In cutting back or even simply shaping a mugo pine you must know how much you can cut. To learn that, look inside.
Look inside the shrub. See all the bare branches crossing above the line of black edging? Each must be cut back to a crotch to leave a side branch that has some greenery within the bed.
Some of these branches have no such crotch, so we'll cut them to the ground.
We can cut a pine back to any side shoot that ends in needles and a bud. However, the smaller that twig, the longer it will take to beef up and resume branching with gusto like the chubby mugos people love.
(That's what we did to that other mugo we reduced to "start over" size. ) For you, we'll cut back in stages so you can see the other options.
Follow the pointing finger -- that's a place where branches branch.

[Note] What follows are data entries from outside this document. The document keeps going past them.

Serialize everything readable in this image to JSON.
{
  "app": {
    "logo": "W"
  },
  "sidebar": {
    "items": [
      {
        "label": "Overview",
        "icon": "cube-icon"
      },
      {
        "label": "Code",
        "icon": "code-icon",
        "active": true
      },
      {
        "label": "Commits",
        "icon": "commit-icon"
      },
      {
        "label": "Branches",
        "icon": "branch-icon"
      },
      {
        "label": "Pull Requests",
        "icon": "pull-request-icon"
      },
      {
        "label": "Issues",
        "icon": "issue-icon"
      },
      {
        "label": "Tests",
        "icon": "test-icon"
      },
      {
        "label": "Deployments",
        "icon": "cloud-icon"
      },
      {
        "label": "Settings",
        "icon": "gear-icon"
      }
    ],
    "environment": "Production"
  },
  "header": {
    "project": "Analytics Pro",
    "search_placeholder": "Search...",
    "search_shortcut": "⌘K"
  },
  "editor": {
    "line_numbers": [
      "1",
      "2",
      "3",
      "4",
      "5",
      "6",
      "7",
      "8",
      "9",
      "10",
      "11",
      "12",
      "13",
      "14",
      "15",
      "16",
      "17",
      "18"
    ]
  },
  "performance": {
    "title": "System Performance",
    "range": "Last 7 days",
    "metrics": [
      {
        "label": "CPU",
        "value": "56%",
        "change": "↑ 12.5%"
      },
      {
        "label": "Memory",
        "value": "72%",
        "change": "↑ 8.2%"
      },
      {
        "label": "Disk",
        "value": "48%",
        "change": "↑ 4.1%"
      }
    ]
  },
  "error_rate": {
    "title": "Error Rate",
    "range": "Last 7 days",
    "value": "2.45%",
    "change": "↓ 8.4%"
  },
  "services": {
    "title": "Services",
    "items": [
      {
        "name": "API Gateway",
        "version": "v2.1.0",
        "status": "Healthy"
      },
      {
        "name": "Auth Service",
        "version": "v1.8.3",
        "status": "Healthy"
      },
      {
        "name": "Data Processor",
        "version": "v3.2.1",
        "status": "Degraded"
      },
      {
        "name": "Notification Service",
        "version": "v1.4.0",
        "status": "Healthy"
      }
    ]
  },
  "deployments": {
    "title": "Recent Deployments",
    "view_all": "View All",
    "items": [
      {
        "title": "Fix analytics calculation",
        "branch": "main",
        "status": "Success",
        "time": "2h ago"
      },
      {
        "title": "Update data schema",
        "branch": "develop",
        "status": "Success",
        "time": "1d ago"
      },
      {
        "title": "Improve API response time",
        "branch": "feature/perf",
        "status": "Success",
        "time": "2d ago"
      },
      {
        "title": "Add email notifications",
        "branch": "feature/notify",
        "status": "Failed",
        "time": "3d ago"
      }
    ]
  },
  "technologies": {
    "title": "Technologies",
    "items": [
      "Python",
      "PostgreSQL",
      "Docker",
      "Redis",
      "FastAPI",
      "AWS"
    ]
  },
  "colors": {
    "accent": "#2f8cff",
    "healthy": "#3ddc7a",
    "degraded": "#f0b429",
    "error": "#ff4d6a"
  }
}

If we cut to that depth we can reduce height and width by about 6 inches all around.
Inside, there are more, lower side branches with needles. So we know we can cut harder.
Is 18 months too long to wait for beauty at your front door?

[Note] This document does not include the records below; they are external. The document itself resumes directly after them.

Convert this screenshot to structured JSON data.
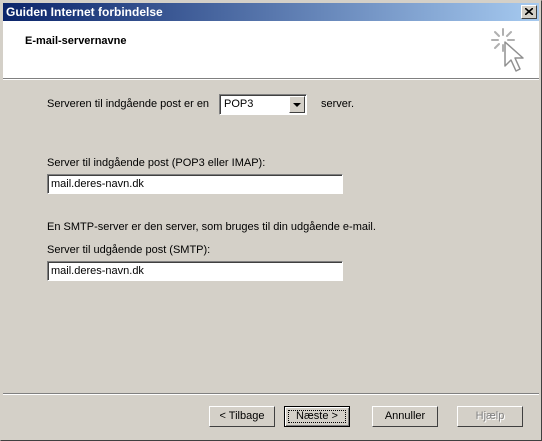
{
  "window": {
    "title": "Guiden Internet forbindelse",
    "close_symbol": "×"
  },
  "header": {
    "title": "E-mail-servernavne",
    "icon": "wizard-cursor-icon"
  },
  "form": {
    "incoming_type_prefix": "Serveren til indgående post er en",
    "incoming_type_value": "POP3",
    "incoming_type_suffix": "server.",
    "incoming_label": "Server til indgående post (POP3 eller IMAP):",
    "incoming_value": "mail.deres-navn.dk",
    "smtp_info": "En SMTP-server er den server, som bruges til din udgående e-mail.",
    "outgoing_label": "Server til udgående post (SMTP):",
    "outgoing_value": "mail.deres-navn.dk"
  },
  "buttons": {
    "back": "< Tilbage",
    "next": "Næste >",
    "cancel": "Annuller",
    "help": "Hjælp"
  }
}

Then start with a new dwarf mugo and two aims:
Here are less radical cuts made to another overgrown dwarf mugo.
("And what about a not-overgrown mugo?" you may ask. Clip as in photos 1 and 5 below, to remove every bit that crosses the lines you set for height and width, and thin the most congested areas so its interior receives enough light to maintain deep foliage. Hard to "show you" that since if you do it well the shrub looks the same after pruning as before. The shrub in photo 6 has been pruned that way.)
1. Pretend the rake handle marks the outer edge of the biggest mugo we want. So we'll cut all these branches so that they end at or behind the line, far enough back that they can grow for a year or two.
2. Notice the much-branched, leafless interior twigs. Each "Y" or "W" juncture marks a place that was shorn while the growth was all soft candles in spring. At each cut multiple tips developed as the whole layer advanced by the length of the "Y" or "W." Moral of the story: Shearing makes a plant dense but unless it's accompanied by cuts that go deeper, the plant keeps increasing in size.
3. This pine never had that thinning. It has all its foliage so close to the line that it now must be cut with great care...
4. ...back to the little bitty needled side shoots.
5. Okay, we've cut what crossed the line. More importantly, we cut some branches further so
light can penetrate to the depths.
6. Here is the shrub these branches came from. They are branches Janet took out to let light in.
She first cut all the way around the plant as in photo #5 . That left the plant smaller but looking almost the same as when she started.
Then she did what hadn't been done before -- cut out some branches 'way back to interior, needled side branches. Can you see the dark gaps? They are not very noticeable except where you are standing straight across from one of them, but are vital to keep the shrub healthy and prevent it from creeping larger each year.
7. The light will reach those tiny, weak bits of green in the center. They really need to build some bulk for a year or so before we cut this shrub as far back as the first example.
So that's that. Hope it helps you go cut your mugo, or make the determination to start over.